Each component carries:
name,version,type: library- A
purlof the formpkg:cargo/<name>@<version> - A
bom-refequal to the purl, so cross-references resolve - The SPDX license expression from the crate's manifest
- A short description (when the crate sets one)
- A
vcsexternal reference (when the crate sets a repository)
The build also writes the SHA-256 of the serialized BOM into a sibling file the binary embeds, so mcptest sbom --verify can confirm the embedded bytes have not been swapped at runtime.
Reading the SBOM from the binary
The default invocation prints the raw CycloneDX JSON to stdout:
mcptest sbom > mcptest.cdx.json
Pipe it into any CycloneDX-aware scanner. cyclonedx-cli validate, Dependency-Track, Trivy, Grype, Snyk, OWASP DC, and Sigstore policy controller all consume this format directly.
Two summary modes are also available:
mcptest sbom --format licenses
prints one line per dep with its SPDX expression, useful when the question is "is there anything in here that is not OSI-approved":
adler2 2.0.1 0BSD OR MIT OR Apache-2.0
ahash 0.8.12 MIT OR Apache-2.0
anyhow 1.0.102 MIT OR Apache-2.0
...
And:
mcptest sbom --format names
prints one line per dep with just the name and version, useful for piping into other tools:
adler2 2.0.1
ahash 0.8.12
anyhow 1.0.102
...
Verifying the embedded BOM
mcptest sbom --verify
re-hashes the embedded BOM bytes at runtime and compares against the SHA-256 the build stamped in. On match it prints:
mcptest sbom: embedded BOM verified
sha256 : <hash>
components : <count>
and exits 0. On mismatch it prints the expected and actual hashes and exits 2.

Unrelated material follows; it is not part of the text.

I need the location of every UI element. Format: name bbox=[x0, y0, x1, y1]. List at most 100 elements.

What this check proves and does not prove:
- It proves the embedded BOM bytes in the running binary match the bytes the build wrote. A modified copy where someone swapped the JSON for a shorter list of "trusted" deps would fail this check.
- It does not prove the binary itself matches a published release. The hash is computed by the same binary that contains the bytes; a determined attacker who rebuilt
build.rsto lie would defeat it.
To verify the binary matches a published release, use the signed release artifacts. Every release ships cosign signatures and a SLSA provenance attestation:
cosign verify-blob \
--certificate-identity-regexp '/soapbucket/mcptest/' \
--certificate-oidc-issuer 'https://token.actions.githubusercontent.com' \
--signature mcptest.sig \
mcptest
gh attestation verify mcptest --repo soapbucket/mcptest
The first command verifies the binary was signed by the mcptest release workflow identity. The second confirms the SLSA provenance: this exact binary was built from this exact commit by this exact GitHub Actions workflow.
Reproducibility
The BOM omits its timestamp field unless SOURCE_DATE_EPOCH is set in the build environment. With Cargo.lock committed and pinned and the rust toolchain pinned, two clean builds on the same machine produce byte-identical SBOMs (and the same bom.sha256). The CI release workflow sets SOURCE_DATE_EPOCH from the tagged commit's date so the published BOM is reproducible from the same commit.
File this under
- A new dep added to
Cargo.lockshows up automatically in the next build's BOM. The build script reruns onCargo.lockchanges. - A dep removed from
Cargo.lockdrops out automatically. - The
NOTICEfile at the workspace root is the human-readable attribution counterpart; the CycloneDX BOM is the machine-readable one. Both must be in sync withCargo.lock.
What is intentionally out of scope
- SPDX format: the CycloneDX BOM converts to SPDX via
cyclonedx-cli convert --output-format spdx_json; we do not embed a second copy. - Vulnerability data: an SBOM lists components, not CVEs. Run the output through a scanner (Trivy, Grype, OSV-Scanner) for vuln signal.
- Runtime library calls: this is a Rust binary statically linked against the listed crates; there is no plugin loader and no dlopen at runtime, so the build-time list is the runtime list.